Risk prediction model based on machine learning for predicting miscarriage among pregnant patients with immune abnormalities
Introduction: It is known that patients with immune-abnormal co-pregnancies are at a higher risk of adverse pregnancy outcomes.
Traditional pregnancy risk management systems have poor prediction abilities for adverse pregnancy outcomes in such patients, with many limitations in clinical application. In this study, we will use machine learning to screen high-risk factors for miscarriage and develop a miscarriage risk prediction model for patients with immune-abnormal pregnancies. This model aims to provide an adjunctive tool for the clinical identification of patients at high risk of miscarriage and to allow for active intervention to reduce adverse pregnancy outcomes. Methods: Patients with immune-abnormal pregnancies attending Sichuan Provincial People’s Hospital were collected through electronic medical records (EMR).
The data were divided into a training set and a test set in an 8:2 ratio. Comparisons were made to evaluate the performance of traditional pregnancy risk assessment tools for clinical applications. This analysis involved assessing the cost-benefit of clinical treatment, evaluating the model's performance, and determining its economic value. Data sampling methods, feature screening, and machine learning algorithms were utilized to develop predictive models.

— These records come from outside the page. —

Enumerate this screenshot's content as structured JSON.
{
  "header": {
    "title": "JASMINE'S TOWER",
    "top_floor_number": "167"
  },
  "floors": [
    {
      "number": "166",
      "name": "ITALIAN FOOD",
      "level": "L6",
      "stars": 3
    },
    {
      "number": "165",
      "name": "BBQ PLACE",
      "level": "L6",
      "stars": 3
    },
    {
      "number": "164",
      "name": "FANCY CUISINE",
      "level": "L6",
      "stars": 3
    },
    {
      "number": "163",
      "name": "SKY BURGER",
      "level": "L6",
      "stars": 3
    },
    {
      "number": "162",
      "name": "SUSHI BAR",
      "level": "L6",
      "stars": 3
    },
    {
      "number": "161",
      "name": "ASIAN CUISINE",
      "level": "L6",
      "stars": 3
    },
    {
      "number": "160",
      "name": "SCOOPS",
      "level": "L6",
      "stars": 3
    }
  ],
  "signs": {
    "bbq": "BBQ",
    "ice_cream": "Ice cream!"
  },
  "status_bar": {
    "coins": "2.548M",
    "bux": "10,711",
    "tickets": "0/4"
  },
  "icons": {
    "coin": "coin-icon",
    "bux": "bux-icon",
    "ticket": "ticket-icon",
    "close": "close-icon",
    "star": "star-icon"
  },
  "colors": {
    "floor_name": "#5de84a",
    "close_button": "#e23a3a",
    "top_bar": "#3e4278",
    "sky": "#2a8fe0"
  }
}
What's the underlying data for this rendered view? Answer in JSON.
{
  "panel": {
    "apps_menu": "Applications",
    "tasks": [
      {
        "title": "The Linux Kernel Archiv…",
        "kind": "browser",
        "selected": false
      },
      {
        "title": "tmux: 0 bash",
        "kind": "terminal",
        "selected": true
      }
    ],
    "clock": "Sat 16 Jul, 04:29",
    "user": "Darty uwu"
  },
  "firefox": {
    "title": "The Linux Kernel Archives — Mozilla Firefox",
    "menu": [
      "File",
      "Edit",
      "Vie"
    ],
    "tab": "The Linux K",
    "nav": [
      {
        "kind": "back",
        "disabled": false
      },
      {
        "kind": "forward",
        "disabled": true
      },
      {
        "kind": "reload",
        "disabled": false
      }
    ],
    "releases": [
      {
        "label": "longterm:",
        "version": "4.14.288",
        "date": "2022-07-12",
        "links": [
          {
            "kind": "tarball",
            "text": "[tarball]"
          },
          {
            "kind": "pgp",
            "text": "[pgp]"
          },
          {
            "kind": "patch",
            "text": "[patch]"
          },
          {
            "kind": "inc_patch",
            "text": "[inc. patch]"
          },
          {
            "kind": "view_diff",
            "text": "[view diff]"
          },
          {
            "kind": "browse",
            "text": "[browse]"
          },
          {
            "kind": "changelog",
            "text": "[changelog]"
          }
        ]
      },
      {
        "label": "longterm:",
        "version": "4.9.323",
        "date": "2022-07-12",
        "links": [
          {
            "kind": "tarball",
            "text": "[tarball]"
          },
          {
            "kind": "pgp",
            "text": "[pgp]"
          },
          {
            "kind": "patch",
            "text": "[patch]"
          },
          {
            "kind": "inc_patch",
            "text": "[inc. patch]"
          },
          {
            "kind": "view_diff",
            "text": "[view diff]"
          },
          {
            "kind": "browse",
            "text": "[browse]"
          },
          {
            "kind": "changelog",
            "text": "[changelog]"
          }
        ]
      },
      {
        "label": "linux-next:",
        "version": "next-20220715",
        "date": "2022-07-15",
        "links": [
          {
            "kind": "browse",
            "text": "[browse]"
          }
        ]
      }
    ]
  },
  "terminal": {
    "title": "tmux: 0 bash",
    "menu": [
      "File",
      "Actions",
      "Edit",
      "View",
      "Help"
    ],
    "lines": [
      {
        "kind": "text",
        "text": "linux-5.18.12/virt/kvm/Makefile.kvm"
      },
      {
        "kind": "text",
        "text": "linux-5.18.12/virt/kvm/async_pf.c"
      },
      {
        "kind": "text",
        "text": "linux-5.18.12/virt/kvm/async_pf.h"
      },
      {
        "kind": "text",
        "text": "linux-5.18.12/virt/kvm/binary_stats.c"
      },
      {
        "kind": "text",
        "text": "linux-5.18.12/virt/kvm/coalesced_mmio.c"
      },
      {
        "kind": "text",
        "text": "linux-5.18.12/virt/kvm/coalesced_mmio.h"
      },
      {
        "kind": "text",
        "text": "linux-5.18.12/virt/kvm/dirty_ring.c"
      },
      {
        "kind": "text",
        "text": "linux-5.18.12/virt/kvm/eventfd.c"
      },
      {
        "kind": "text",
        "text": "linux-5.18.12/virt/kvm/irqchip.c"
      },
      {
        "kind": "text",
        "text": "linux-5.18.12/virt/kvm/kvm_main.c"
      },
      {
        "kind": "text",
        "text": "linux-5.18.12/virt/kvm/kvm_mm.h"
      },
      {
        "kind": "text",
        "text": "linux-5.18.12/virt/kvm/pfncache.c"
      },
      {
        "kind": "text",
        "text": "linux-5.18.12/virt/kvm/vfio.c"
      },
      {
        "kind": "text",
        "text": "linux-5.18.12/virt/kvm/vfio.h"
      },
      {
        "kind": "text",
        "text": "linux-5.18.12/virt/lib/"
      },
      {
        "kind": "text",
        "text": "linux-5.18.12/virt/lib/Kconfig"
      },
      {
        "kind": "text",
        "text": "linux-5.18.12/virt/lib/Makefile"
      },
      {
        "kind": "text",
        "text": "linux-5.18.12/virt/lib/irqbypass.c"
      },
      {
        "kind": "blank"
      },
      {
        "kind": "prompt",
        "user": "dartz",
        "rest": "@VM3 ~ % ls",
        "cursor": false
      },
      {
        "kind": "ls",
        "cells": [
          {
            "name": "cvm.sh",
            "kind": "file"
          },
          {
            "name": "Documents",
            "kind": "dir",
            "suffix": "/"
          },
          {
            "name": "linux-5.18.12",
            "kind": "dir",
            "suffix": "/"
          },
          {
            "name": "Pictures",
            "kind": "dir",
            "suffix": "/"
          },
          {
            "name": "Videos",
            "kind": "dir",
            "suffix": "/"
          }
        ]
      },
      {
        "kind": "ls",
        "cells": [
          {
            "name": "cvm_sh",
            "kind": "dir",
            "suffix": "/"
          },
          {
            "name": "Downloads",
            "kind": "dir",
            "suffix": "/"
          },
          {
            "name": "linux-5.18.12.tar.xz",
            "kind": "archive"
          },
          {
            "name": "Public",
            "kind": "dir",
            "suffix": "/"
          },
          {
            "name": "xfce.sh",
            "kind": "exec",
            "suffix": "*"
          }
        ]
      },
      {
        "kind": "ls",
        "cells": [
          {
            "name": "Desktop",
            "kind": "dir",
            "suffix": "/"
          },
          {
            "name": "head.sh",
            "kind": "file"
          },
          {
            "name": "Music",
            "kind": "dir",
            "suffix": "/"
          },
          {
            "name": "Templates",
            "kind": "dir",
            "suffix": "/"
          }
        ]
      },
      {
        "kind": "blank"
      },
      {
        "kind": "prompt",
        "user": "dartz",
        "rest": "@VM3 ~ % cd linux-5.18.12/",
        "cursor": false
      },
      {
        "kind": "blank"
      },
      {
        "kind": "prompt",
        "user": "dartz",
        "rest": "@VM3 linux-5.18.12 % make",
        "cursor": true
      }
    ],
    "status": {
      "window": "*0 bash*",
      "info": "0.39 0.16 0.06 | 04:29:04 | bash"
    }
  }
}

These models were internally validated using 10-fold cross-validation for the training set and externally validated using bootstrapping for the test set. Model performance was assessed by the area under the characteristic curve (AUC). Based on the best parameters, a predictive model for miscarriage risk was developed, and the SHapley additive expansion (SHAP) method was used to assess the best model feature contribution. Results: A total of 565 patients were included in this study on machine learning-based models for predicting the risk of miscarriage in patients with immune-abnormal pregnancies. Twenty-eight risk warning models were developed, and the predictive model constructed using XGBoost demonstrated the best performance with an AUC of 0.9209.
The SHAP analysis of the best model highlighted the total number of medications, as well as the use of aspirin and low molecular weight heparin, as significant influencing factors.
The implementation of the pregnancy risk scoring rules resulted in accuracy, precision, and F1 scores of 0.3009, 0.1663, and 0.2852, respectively.
The economic evaluation showed a saving of ¥7,485,865.7 due to the model. Conclusion: The predictive model developed in this study performed well in estimating the risk of miscarriage in patients with immune-abnormal pregnancies.
The findings of the model interpretation identified the total number of medications and the use of other medications during pregnancy as key factors in the early warning model for miscarriage risk. This provides an important basis for early risk assessment and intervention in immune-abnormal pregnancies.
The predictive model developed in this study demonstrated better risk prediction performance than the Pregnancy Risk Management System (PRMS) and also demonstrated economic value.
Therefore, miscarriage risk prediction in patients with immune-abnormal pregnancies may be the most cost-effective management method.